#### 1... a giant and a dwarf

A giant and a dwarf are tugging of war. The rope is reeled around a tree. The rope and the tree are absolutely unbreakable.

The bad giant is exactly 666 times stronger than the dwarf. How many times must the rope be reeled around the tree if we don't want the giant to win? Estimate the coefficient of friction.

#### 2... Viennese waltz

Estimate the total kinetic energy of a pair dancing Viennese waltz.

#### 3... an icicle

Describe the shape of an icicle growing from a rotating wheel of a ski-lift. The angle between the wheel and the horizontal plane is denoted $\alpha$, angular velocity of the wheel is $\omega $ and the icicle starts growing at a distance $r$ from the the axis.

#### 4... accuracy of GPS

The Global Positioning System (GPS) is based on a rather simple principle. Satellites on 12-hour orbits emit perfectly synchronized signals then detected by a receiver. The receiver cannot carry perfect clock and therefore can detect only differences of distances to the satellites (i.e. it cannot measure the distance, but only the difference between two distances). Four satellites are enough to calculate the position.

Explain, why is the accuracy of GPS significantly better in the horizontal direction than in the vertical direction.

#### P... magnets

Round up two magnets and a thin iron plate. Place the magnets against each other, put the plate between them and check the attracting force. Than turn one of the magnets and repeat the experiment. Also check the attractive and repulsive forces with the plate removed.

You will probably find something strange about the experiments. Describe the behaviour of the magnets and explain it.

#### E... reflexivity

Measure the coefficient of reflexivity of aluminium foil in the visible light. Suggest an appropriate method. Do not forget to describe the side of the foil you measure.

Instructions for Experimental Tasks#### S... rychlejší než světlo?

In this problem we analyse and interpret measurements made in 1994 on radio wave emition from a source consisting multiple bodies within our galaxy. The distance to the central celestial body from Earth is estimated to be $R = 3,86.10^{20}$ m.
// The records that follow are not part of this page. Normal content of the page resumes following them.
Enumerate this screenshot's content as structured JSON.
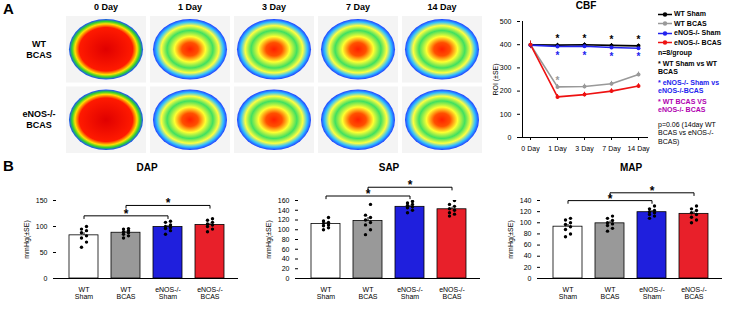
{
  "panel_labels": [
    "A",
    "B"
  ],
  "image_grid": {
    "columns": [
      "0 Day",
      "1 Day",
      "3 Day",
      "7 Day",
      "14 Day"
    ],
    "rows": [
      "WT BCAS",
      "eNOS-/- BCAS"
    ]
  },
  "chart_data": [
    {
      "type": "line",
      "title": "CBF",
      "y_label": "ROI (±SE)",
      "categories": [
        "0 Day",
        "1 Day",
        "3 Day",
        "7 Day",
        "14 Day"
      ],
      "ylim": [
        0,
        500
      ],
      "yticks": [
        0,
        100,
        200,
        300,
        400,
        500
      ],
      "legend": "right",
      "series": [
        {
          "name": "WT Sham",
          "color": "#000000",
          "marker": "circle",
          "values": [
            400,
            398,
            400,
            397,
            395
          ],
          "errors": [
            15,
            8,
            8,
            8,
            8
          ]
        },
        {
          "name": "WT BCAS",
          "color": "#999999",
          "marker": "circle",
          "values": [
            400,
            218,
            220,
            232,
            272
          ],
          "errors": [
            15,
            10,
            10,
            10,
            10
          ]
        },
        {
          "name": "eNOS-/- Sham",
          "color": "#2222ee",
          "marker": "circle",
          "values": [
            398,
            392,
            393,
            388,
            385
          ],
          "errors": [
            15,
            8,
            8,
            8,
            8
          ]
        },
        {
          "name": "eNOS-/- BCAS",
          "color": "#ee1111",
          "marker": "circle",
          "values": [
            400,
            175,
            185,
            200,
            222
          ],
          "errors": [
            15,
            10,
            10,
            10,
            10
          ]
        }
      ],
      "annotations": [
        {
          "label": "*",
          "color": "#000000",
          "series": "WT Sham",
          "categories": [
            "1 Day",
            "3 Day",
            "7 Day",
            "14 Day"
          ],
          "side": "above"
        },
        {
          "label": "*",
          "color": "#2222ee",
          "series": "eNOS-/- Sham",
          "categories": [
            "1 Day",
            "3 Day",
            "7 Day",
            "14 Day"
          ],
          "side": "below"
        },
        {
          "label": "*",
          "color": "#999999",
          "series": "WT BCAS",
          "categories": [
            "1 Day"
          ],
          "side": "above"
        }
      ],
      "stat_legend": [
        {
          "label": "* WT Sham vs WT BCAS",
          "color": "#000000"
        },
        {
          "label": "* eNOS-/- Sham vs eNOS-/-BCAS",
          "color": "#2222ee"
        },
        {
          "label": "* WT BCAS VS eNOS-/- BCAS",
          "color": "#b000b0"
        }
      ],
      "notes": [
        "n=8/group",
        "p=0.06 (14day WT BCAS vs eNOS-/-BCAS)"
      ]
    },
    {
      "type": "bar",
      "title": "DAP",
      "y_label": "mmHg(±SE)",
      "categories": [
        "WT Sham",
        "WT BCAS",
        "eNOS-/- Sham",
        "eNOS-/- BCAS"
      ],
      "values": [
        83,
        88,
        99,
        103
      ],
      "errors": [
        5,
        3,
        3,
        3
      ],
      "colors": [
        "#ffffff",
        "#999999",
        "#1f1fdd",
        "#e8202a"
      ],
      "points": [
        [
          60,
          70,
          78,
          82,
          88,
          92,
          95,
          100
        ],
        [
          78,
          82,
          85,
          88,
          90,
          92,
          95,
          96
        ],
        [
          85,
          92,
          96,
          98,
          100,
          103,
          108,
          110
        ],
        [
          90,
          95,
          100,
          103,
          105,
          108,
          112,
          115
        ]
      ],
      "ylim": [
        0,
        150
      ],
      "yticks": [
        0,
        50,
        100,
        150
      ],
      "comparisons": [
        {
          "between": [
            "WT Sham",
            "eNOS-/- Sham"
          ],
          "label": "*"
        },
        {
          "between": [
            "WT BCAS",
            "eNOS-/- BCAS"
          ],
          "label": "*"
        }
      ]
    },
    {
      "type": "bar",
      "title": "SAP",
      "y_label": "mmHg(±SE)",
      "categories": [
        "WT Sham",
        "WT BCAS",
        "eNOS-/- Sham",
        "eNOS-/- BCAS"
      ],
      "values": [
        112,
        118,
        147,
        142
      ],
      "errors": [
        3,
        7,
        3,
        4
      ],
      "colors": [
        "#ffffff",
        "#999999",
        "#1f1fdd",
        "#e8202a"
      ],
      "points": [
        [
          100,
          104,
          108,
          110,
          113,
          115,
          118,
          125
        ],
        [
          90,
          100,
          110,
          115,
          120,
          125,
          130,
          152
        ],
        [
          135,
          140,
          145,
          147,
          150,
          152,
          155,
          158
        ],
        [
          128,
          132,
          135,
          140,
          143,
          148,
          152,
          160
        ]
      ],
      "ylim": [
        0,
        160
      ],
      "yticks": [
        0,
        20,
        40,
        60,
        80,
        100,
        120,
        140,
        160
      ],
      "comparisons": [
        {
          "between": [
            "WT Sham",
            "eNOS-/- Sham"
          ],
          "label": "*"
        },
        {
          "between": [
            "WT BCAS",
            "eNOS-/- BCAS"
          ],
          "label": "*"
        }
      ]
    },
    {
      "type": "bar",
      "title": "MAP",
      "y_label": "mmHg(±SE)",
      "categories": [
        "WT Sham",
        "WT BCAS",
        "eNOS-/- Sham",
        "eNOS-/- BCAS"
      ],
      "values": [
        93,
        99,
        119,
        116
      ],
      "errors": [
        4,
        4,
        3,
        4
      ],
      "colors": [
        "#ffffff",
        "#999999",
        "#1f1fdd",
        "#e8202a"
      ],
      "points": [
        [
          75,
          80,
          88,
          93,
          97,
          100,
          105,
          108
        ],
        [
          85,
          90,
          95,
          98,
          100,
          104,
          108,
          112
        ],
        [
          108,
          112,
          115,
          118,
          120,
          122,
          125,
          130
        ],
        [
          100,
          105,
          110,
          115,
          118,
          122,
          125,
          130
        ]
      ],
      "ylim": [
        0,
        140
      ],
      "yticks": [
        0,
        20,
        40,
        60,
        80,
        100,
        120,
        140
      ],
      "comparisons": [
        {
          "between": [
            "WT Sham",
            "eNOS-/- Sham"
          ],
          "label": "*"
        },
        {
          "between": [
            "WT BCAS",
            "eNOS-/- BCAS"
          ],
          "label": "*"
        }
      ]
    }
  ]
}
The angular velocities of two objects ejected from the centre in opposite directions were measuredyo be: $\omega _{1} = 9,73.10^{-13} rad.s^{-1}$ and $\omega _{2} = 4,42.10^{-13} rad.s^{-1}$. We calculate the transverse velocities: $v_{1} = R\omega _{1} =3,76.10^{8} m.s^{-1}$ and $v_{2} = R\omega _{2} = 1,71.10^{8} m.s^{-1}$. The first object is faster than light! How is it possible?

Let's consider an object moving with velocity $v$. The angle between the velocity vector and the direction to the observer is $\varphi$. The distance to the observer is denoted $R$. Calculate the angular velocity as seen by the observer. Can $Rω$ be greater than the speed of light? Using your results calculate the real velocities of the two objects. Assume that the velocities are equal.